Here's Why Heavy Snowfall Is Linked To Higher Heart Attack Risk

Around 30 centimetres of snow fell in the St. John's area overnight making for an early morning of shovelling for people waking up Monday Shovelling snow 'increases heart attack risk'
Stacy Diaz | 17 February, 2017, 01:35

In order to reach the findings, the team of researchers analysed the data from two separate administrative databases on 128,073 individual hospital admissions and around 68,155 deaths from heart attack (MI) in the province of Quebec between the year 1981 and 2014.

The risk of heart attack in men might increase when shoveling snow.

When snowfall continued for at least 24 hours, men were 8 percent more likely to be hospitalized for a heart attack and 12 percent more likely to die than when it didn't snow, the study found.

"Up to now, there was a theoretical risk that snow shoveling can increase heart attack at a population level", said Nathalie Auger, assistant clinical professor at the University of Montreal in Canada.

A study by the U.S. Nationwide Children's Hospital found that between 1990 and 2006, 1,647 fatalities were recorded in the United States from cardiac-related injuries associated with snow shoveling.

Before you dust of your shovel and start in on the driveway this winter, do not forget to follow these tips to keep yourself out of the emergency room, no matter your physical fitness: warm-up beforehand, shovel lots of small loads, take many short breaks, keep hydrated (no, not the yellow snow), and be reasonable about how much snow you need to clear to make it safe.

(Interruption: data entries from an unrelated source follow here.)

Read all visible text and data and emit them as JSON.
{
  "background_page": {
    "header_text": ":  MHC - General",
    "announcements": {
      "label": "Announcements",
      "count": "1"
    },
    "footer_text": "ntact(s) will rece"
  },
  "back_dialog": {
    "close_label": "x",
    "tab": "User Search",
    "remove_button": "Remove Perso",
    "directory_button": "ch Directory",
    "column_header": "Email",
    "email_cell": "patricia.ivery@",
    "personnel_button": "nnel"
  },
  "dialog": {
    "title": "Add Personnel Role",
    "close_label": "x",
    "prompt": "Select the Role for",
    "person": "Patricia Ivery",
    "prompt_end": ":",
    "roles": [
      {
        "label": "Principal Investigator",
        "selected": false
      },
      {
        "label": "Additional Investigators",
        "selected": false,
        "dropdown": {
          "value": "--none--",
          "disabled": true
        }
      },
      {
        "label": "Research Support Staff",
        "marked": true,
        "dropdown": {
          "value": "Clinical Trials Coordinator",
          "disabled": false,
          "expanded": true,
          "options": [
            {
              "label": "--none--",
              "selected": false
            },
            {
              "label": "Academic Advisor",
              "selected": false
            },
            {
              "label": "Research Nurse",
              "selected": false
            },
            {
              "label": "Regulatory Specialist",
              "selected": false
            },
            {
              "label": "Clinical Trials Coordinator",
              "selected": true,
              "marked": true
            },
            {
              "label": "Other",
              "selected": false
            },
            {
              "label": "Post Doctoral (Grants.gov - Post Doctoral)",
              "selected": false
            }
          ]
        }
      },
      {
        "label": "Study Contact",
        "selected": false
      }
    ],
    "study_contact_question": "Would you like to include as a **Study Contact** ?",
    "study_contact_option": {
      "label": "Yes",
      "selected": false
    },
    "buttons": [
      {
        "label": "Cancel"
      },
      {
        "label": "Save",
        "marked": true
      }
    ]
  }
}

Snowfall was found to be associated not only a higher risk of having a heart attack, but also being admitted to the hospital for a heart attack, or myocardial infarction (MI), after heavy snowfall, particularly in men, based on results of a recent study.

Researchers at the University of Montreal analysed over 100-thousand hospital admissions and nearly 70-thousand deaths due to heart attack over three decades in the province of Quebec. This could be because men were more likely to take on the job of shoveling. The cold can also play a role by constricting blood vessels, increasing blood pressure, and even causing the heart to beat abnormally.

The authors noted limitations to the paper, including lack of data on sex-specific shovelling habits, size of areas shovelled or whether snow removal was manual or with a snowblower. Pushing the snow with the shovel instead of lifting can help reduce the strain on your body.

Choose your shovel wisely.

Older men may use ergonomically designed or lightweight shovelling to avoid any cardiovascular problems.

Hit the pause button.

The results don't specify why only men appeared to be affected by snow storms.

Keep up with snowfall. This is the period when there falls abundant snow. The longer snow stays on the ground, the wetter it can become.

Wear layers. Dress in layers and remove them as you get warm to help maintain a comfortable body temperature.